The Other Scandal At The Poland-Belarus Border: Where's The UN?

The United Nations, UNICEF, Red Cross and other international humanitarian organizations seems to be trying to reach the Polish-Belarusian border, where Belarus leader Alexander Lukashenko is creating a refugee crisis on purpose.

Migrants in Michalowo, Belarus, next to the border with Poland.

Wojciech Czuchnowski

WARSAW — There is no doubt that the refugees crossing the Belarusian border with Poland — and by extension reaching the European Union — were shepherded through by the regime of Alexander Lukashenko. There is more than enough evidence that this is an organized action of the dictator using a network of intermediaries stretching from Africa and the Middle East. But that is not all.

The Belarusian regime has made no secret that its services are guiding refugees to the Polish border, literally pushing them onto (and often, through) the wires.


It can be seen in films made available to the media by... Belarusian border guards and Lukashenko's official information agencies.

Tactics of a strongman

Refugees are not led to the border by "pretend soldiers" in uniforms from a military collectibles store. These are regular formations commanded by state authorities. Their actions violate all rules of peaceful coexistence and humanitarianism to which Belarus has committed itself as a state.

Belarus is dismissed by the "rest of the world" as a hopeless case of a bizarre (although, in the last year, increasingly brutal) dictatorship. But it still formally belongs to a whole range of organizations whose principles it violates every day on the border with Poland.

Indeed, Belarus is a part of the United Nations (it is even listed as a founding state in its declaration), it belongs to the UNICEF, to the International Committee of the Red Cross, and even to the Organization for Security and Cooperation in Europe (OSCE).

Photo of Polish soldiers setting up a barbed wire fence in the Border Zone near Krynki, Belarus

Polish soldiers set up a barbed wire fence in the Border Zone near Krynki, Belarus

Maciej Luczniewski/ZUMA

Lukashenko would never challenge the Red Cross

Each of these entities has specialized bureaus whose task is to intervene wherever conventions and human rights are violated. Each of these organizations should have sent their observers and representatives to the conflict area long ago — and without asking Belarus for permission. They should be operating on both sides of the border, as their presence would certainly make it more difficult to break the law.

An incomprehensible absence

Neither the leader of Poland's ruling party Jaroslaw Kaczyński nor even Lukashenko would dare to keep the UN, UNICEF, OSCE or the Red Cross out of their countries.
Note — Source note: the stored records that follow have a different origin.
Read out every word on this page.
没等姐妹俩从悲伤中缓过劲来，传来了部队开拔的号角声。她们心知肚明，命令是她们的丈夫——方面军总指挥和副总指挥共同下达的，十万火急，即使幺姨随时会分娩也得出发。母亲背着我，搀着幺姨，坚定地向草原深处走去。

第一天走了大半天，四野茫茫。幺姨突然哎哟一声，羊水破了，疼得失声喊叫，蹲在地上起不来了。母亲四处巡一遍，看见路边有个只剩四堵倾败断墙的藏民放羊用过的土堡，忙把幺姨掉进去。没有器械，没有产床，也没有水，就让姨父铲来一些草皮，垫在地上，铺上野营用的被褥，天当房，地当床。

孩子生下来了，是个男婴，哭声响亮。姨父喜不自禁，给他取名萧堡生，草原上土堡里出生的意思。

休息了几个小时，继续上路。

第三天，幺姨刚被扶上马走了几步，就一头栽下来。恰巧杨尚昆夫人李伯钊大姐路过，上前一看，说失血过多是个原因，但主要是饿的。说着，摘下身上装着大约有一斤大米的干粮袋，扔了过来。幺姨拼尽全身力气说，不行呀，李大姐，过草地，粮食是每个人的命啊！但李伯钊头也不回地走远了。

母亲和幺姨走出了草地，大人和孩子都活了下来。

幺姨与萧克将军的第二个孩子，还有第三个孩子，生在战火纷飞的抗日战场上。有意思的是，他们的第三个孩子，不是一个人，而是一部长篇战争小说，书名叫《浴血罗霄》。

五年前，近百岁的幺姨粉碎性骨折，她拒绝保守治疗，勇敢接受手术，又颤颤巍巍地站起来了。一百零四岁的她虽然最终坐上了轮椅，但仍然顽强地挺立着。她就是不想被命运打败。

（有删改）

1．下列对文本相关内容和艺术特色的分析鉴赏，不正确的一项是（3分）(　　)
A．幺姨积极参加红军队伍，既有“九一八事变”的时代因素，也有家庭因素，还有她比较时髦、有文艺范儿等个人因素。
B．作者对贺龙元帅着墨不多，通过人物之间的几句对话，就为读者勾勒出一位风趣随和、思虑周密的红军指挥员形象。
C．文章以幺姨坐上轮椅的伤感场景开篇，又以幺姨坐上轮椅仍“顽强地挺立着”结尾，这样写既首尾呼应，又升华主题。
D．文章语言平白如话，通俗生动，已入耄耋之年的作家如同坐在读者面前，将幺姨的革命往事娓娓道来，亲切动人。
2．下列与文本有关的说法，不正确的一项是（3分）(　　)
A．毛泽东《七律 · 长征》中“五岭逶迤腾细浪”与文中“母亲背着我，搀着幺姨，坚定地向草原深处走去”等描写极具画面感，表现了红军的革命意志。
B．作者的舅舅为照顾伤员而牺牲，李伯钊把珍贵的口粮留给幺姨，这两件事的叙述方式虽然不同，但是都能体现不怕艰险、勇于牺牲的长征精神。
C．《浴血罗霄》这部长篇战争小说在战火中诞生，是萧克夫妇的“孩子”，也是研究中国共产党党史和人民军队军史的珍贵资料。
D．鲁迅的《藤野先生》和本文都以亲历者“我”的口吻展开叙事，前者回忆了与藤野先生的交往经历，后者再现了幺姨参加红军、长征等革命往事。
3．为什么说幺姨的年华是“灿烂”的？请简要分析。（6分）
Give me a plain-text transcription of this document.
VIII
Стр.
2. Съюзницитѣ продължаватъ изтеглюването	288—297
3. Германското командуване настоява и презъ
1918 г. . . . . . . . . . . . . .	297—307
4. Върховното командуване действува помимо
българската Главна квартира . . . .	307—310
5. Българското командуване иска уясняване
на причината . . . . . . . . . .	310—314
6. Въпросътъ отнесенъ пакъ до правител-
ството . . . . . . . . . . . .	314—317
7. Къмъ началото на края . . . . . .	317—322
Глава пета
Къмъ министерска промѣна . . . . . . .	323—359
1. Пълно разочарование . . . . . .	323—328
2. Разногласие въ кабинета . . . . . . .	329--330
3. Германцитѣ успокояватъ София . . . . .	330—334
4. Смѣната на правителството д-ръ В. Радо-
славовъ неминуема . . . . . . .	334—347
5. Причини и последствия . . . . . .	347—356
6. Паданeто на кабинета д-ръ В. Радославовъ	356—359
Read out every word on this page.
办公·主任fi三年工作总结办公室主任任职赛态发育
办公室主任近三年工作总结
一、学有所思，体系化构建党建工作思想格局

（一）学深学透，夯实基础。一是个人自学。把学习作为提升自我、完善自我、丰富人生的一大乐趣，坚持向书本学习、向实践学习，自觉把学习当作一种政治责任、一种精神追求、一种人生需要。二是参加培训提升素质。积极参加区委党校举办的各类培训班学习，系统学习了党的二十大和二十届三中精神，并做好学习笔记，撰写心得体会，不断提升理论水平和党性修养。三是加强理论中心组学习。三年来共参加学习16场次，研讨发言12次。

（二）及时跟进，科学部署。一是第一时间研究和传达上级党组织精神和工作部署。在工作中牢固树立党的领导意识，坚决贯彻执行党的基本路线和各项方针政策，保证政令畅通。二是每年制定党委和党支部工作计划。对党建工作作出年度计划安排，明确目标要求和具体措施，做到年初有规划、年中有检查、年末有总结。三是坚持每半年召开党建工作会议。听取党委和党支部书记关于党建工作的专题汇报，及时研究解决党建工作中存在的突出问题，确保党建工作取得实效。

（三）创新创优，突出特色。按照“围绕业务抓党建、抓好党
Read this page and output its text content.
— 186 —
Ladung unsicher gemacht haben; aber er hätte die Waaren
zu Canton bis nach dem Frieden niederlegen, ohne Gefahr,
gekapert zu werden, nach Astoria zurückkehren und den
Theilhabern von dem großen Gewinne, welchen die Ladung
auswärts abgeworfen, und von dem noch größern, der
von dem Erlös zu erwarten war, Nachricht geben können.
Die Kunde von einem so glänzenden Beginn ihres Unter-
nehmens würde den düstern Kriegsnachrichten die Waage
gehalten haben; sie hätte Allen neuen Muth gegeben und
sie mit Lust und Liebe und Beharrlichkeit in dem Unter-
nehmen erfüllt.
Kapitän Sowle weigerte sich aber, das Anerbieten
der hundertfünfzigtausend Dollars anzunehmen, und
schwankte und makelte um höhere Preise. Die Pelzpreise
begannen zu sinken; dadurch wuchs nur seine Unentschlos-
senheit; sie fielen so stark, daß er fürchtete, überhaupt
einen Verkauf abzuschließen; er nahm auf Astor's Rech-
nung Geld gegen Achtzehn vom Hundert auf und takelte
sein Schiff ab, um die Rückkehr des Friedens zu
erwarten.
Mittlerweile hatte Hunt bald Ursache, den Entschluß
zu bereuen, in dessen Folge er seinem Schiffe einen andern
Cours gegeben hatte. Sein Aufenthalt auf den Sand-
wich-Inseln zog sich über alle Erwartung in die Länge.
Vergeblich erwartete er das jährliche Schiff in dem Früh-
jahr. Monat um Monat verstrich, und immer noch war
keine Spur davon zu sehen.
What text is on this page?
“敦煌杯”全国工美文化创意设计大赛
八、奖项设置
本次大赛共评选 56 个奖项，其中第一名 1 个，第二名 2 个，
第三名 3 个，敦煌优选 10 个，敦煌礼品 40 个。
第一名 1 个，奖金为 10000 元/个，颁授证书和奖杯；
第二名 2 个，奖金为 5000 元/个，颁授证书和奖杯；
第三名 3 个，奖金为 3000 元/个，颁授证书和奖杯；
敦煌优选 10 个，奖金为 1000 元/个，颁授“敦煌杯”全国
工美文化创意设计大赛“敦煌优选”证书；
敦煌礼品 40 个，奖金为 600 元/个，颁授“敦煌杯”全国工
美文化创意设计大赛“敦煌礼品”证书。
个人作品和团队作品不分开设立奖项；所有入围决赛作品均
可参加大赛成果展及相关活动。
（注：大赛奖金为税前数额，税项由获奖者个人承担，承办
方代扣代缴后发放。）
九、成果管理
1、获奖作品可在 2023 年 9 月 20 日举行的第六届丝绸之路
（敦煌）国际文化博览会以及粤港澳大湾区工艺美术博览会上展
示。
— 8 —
In recent weeks, the services of one UN state (Belarus) have been regularly violating the border of another UN state (Poland). In the nearby forests, children are being pushed around and people are dying. Despite all of this, none of the international organizations seems to be trying to reach the border nor taking any kind of action required by their responsibilities.

Their absence in such a critical time and place is completely incomprehensible, and their lack of action raises questions about the use of international treaties and organizations created to protect them.